As you can see, the algorithm make a first choice at bin 25 (for 64 bins). It is hedging - it knows that if it sees the bug in an earlier revision it can eliminate huge numbers of bins, but it is balancing this fact against the unlikelihood of the bug being in an earlier version.
The results here are also quite AI-like - we can infer "reasoning" behind the scenes but in fact it's just churning through a simple array using a simple Bayesian update. But that update contains all the known information about the system, so it is impossible to beat with more conventional "thought" on the matter; and any "thought" we have on the matter, if correct, is necessarily reflected in the output of our algorithm.
So imagine what more complicated Bayesian systems can do ...
In reality, it takes longer to get a version than to not get a version, and the further away the version is from current, the longer it takes. Also, it takes longer to compile a new version than to not compile a new version. Overall, it is much cheaper to find A[W] repeatedly than to keep changing versions and testing (especially if you are running the tests by hand!) and it is cheaper to go to A[W+1] than A[W+10].
So, if we could quantify this, and estimate a cost per W, then we could perhaps divide the entropy reduction by the cost to give us a figure of "entropy reduction per buck". Then we would pick the best "value" choice for W. It would be interesting to see what decisions the algorithm makes in this case.
Another possible improvement is this: what if p and q are not known? By looking at the experiments it should be possible to derive estimates for p and q as you go along. I'm not sure how best to approach this : by having "bins" for p and q with a probability per bin, or by having a central estimate and variance for p and q which is updated as time progresses. Any thoughts?

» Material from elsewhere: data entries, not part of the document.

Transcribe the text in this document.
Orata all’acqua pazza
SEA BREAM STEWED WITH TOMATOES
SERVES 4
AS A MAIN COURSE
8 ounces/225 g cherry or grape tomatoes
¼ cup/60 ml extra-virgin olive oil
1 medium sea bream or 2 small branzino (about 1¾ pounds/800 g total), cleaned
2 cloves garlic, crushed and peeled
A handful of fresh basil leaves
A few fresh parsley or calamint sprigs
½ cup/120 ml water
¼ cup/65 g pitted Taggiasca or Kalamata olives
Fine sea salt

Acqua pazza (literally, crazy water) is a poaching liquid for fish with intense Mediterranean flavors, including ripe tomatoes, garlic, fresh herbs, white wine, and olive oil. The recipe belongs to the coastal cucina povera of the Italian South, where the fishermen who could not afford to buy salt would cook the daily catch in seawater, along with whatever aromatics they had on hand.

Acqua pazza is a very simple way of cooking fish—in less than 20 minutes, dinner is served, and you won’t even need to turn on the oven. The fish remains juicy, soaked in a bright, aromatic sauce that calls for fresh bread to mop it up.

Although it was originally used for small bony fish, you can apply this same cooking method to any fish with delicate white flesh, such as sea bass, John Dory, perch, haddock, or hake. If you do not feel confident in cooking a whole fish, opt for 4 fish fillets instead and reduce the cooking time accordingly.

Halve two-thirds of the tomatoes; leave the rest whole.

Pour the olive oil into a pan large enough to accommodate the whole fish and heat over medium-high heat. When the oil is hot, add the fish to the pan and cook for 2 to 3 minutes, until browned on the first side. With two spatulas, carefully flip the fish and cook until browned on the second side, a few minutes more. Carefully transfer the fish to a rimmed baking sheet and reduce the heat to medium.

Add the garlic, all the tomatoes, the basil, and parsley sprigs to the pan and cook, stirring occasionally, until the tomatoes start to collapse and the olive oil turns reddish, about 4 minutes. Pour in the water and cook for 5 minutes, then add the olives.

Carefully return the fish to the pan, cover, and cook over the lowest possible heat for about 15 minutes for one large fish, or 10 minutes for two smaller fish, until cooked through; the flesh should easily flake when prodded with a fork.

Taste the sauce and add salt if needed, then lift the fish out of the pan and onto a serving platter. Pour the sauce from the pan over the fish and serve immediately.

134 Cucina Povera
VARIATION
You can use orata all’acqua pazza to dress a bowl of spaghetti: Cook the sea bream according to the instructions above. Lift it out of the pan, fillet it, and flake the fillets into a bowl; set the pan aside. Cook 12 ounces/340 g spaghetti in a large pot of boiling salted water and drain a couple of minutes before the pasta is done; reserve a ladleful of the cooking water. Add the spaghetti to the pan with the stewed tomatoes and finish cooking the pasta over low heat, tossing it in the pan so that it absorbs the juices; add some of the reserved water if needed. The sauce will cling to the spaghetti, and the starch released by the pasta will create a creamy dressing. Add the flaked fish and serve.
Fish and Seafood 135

This was my first Bayesian algorithm, and it was a fun journey. It seems that such algorithms have great potential for problems involving uncertainty. I should note that this algorithm is not novel - I have reinvented "Bayesian Binary Search" - Google that term to find other references.
Although I've never previously found statistics to be that fascinating, I must say my interest is now developing. I'm curious to know what else Bayes' Theorem can do!